George spoke with the confidence that had closed many a business deal, but when three minutes had passed and they placed their call, there was no answer.

“So she didn’t take her comlink,” Babette said with just a touch of the acid she used so well in public. “Remember, she’s a primitive, probably never thought of it.”

George scowled. He took
his
comlink with him even into the shower. The idea that someone—especially someone in a crisis—wouldn’t take her link was alien to him.

Babette softened. “Don’t worry. She’ll think of checking her phone before long.”

“But I want her to get the call before Prince Michael arrives…”

“Don’t worry.”

The next time George placed the call, a female voice, quite familiar to them from the surveillance tapes they’d viewed, answered. A moment later, an image appeared on their screen.

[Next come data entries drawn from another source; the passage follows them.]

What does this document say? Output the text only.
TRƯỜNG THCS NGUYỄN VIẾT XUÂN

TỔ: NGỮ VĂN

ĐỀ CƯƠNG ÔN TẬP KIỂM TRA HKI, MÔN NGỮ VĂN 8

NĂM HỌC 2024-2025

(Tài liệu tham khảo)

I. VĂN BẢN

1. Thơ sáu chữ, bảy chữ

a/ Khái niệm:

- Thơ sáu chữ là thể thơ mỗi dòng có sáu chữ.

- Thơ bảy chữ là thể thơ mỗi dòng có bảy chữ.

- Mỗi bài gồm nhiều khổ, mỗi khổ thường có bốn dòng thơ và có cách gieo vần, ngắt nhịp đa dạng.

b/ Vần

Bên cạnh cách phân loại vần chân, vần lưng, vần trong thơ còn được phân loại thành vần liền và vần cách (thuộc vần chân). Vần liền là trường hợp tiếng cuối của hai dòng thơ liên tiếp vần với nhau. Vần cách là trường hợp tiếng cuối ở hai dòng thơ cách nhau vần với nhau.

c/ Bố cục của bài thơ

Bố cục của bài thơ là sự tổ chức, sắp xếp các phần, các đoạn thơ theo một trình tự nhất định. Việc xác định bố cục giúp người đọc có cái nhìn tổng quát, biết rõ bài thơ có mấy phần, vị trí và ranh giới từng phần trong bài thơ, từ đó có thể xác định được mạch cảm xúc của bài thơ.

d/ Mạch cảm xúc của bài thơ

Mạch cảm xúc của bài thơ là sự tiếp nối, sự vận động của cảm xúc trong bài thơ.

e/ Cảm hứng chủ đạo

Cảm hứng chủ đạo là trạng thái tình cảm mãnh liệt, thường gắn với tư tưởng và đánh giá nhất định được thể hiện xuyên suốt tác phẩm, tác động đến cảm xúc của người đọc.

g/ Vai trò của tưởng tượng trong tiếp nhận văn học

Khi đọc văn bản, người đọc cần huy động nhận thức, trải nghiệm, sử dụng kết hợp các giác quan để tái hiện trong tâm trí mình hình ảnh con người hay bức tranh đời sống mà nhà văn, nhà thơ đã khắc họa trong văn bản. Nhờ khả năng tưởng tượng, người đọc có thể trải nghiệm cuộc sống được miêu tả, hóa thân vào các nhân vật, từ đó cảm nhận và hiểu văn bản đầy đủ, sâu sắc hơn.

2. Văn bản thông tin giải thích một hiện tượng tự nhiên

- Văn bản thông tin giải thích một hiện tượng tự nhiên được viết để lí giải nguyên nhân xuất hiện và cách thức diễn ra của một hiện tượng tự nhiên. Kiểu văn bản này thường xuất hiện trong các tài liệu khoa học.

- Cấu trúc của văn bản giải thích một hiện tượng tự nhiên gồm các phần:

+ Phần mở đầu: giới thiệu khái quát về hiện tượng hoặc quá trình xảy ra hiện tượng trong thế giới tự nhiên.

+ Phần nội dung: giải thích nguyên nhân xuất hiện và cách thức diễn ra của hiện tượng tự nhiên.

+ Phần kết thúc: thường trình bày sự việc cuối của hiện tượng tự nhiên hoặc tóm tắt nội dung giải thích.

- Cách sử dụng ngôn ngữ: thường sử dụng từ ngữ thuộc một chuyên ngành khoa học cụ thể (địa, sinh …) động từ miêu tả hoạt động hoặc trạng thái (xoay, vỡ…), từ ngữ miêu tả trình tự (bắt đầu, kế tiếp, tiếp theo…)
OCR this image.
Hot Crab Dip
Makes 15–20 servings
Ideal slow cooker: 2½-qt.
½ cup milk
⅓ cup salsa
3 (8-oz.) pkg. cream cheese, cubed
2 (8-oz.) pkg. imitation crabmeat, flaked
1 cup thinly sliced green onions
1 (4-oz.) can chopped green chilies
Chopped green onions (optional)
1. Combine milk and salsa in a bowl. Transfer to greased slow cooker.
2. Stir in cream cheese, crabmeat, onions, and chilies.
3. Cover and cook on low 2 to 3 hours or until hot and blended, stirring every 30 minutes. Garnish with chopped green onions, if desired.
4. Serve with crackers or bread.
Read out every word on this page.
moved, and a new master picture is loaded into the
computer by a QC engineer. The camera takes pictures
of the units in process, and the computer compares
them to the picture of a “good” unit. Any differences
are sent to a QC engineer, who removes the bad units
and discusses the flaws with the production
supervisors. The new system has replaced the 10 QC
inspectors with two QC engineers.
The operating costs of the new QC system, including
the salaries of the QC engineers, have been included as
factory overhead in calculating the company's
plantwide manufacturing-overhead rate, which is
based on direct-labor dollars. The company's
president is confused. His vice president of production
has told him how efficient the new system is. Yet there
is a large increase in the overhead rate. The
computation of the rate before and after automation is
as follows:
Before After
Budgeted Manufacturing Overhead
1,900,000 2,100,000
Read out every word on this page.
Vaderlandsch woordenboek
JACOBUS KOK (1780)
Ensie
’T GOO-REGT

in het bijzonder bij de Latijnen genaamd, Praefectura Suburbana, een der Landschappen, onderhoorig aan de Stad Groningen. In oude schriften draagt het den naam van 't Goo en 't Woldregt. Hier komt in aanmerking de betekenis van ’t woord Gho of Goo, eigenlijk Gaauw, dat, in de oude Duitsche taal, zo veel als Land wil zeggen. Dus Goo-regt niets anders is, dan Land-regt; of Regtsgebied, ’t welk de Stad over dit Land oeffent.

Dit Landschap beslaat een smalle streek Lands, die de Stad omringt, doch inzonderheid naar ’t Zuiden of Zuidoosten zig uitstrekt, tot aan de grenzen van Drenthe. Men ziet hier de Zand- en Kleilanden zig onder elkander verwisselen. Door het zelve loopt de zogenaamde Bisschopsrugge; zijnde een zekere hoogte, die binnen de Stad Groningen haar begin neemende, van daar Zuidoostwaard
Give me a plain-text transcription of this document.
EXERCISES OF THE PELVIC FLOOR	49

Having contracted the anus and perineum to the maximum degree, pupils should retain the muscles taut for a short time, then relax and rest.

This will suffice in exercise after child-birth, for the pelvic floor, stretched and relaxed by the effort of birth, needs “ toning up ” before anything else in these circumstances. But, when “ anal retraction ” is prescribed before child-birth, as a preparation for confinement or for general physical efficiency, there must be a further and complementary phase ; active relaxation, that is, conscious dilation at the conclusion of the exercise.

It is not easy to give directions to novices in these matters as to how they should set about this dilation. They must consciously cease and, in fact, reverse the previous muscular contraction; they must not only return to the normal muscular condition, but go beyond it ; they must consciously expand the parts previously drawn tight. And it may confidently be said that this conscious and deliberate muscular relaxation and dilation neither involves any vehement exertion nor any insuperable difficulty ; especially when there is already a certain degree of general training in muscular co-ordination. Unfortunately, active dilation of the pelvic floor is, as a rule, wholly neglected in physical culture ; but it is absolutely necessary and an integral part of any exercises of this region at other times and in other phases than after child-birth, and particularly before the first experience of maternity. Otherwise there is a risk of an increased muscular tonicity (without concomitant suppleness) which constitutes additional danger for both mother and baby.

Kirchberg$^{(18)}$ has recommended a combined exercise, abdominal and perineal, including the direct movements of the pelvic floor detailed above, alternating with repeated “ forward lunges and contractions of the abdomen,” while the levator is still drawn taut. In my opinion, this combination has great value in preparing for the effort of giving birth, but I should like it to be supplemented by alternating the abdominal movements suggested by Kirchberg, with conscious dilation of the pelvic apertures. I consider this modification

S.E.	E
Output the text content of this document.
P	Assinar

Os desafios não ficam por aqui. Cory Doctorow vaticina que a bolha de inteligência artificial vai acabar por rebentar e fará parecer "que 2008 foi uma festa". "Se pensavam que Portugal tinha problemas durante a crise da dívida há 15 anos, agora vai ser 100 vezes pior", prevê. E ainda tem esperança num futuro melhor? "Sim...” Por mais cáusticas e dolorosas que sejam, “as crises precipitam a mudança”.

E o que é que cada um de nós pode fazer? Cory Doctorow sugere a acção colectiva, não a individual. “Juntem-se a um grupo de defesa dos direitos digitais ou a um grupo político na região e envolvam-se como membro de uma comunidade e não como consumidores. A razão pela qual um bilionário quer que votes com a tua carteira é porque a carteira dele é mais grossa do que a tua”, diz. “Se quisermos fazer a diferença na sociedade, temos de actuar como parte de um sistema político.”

It was of a young woman, slim and graceful, her thick, dark auburn hair pulled back from her face. Even if her features had not been tight and stern from worry, no one would have thought Judith Newland pretty, but hers was a face that many would turn to look at twice, and then a third time, after prettier faces had been forgotten.

The eyes were what would bring a person back—green eyes, ringed with brown, not blended as with more traditional hazel. Their expression was as fierce and focused as that of a bird of prey.

Babette found herself pulling back when that gaze was directed to the screen, even though she knew the dummy program George had set up displayed a crowd of sexless, featureless wraiths. Their shadowed forms overlapped, creating an image far more ominous than a mere blacked out screen could ever have been.

“Yes?”

“Are you alone?”

Babette heard George’s words twice: once as spoken, once in the whispery voices supplied by the avatar program.

“I am. Is this call to do with my missing daughter?”

Despite the research that had told them Judith Newland was a tough young woman, Babette was surprised by this composure. That same research had told them that if there was one person in this universe that Judith loved without reserve it was her young daughter, Ruth. Babette had expected crying and wailing, at least those green eyes flooding with tears, not this iron control.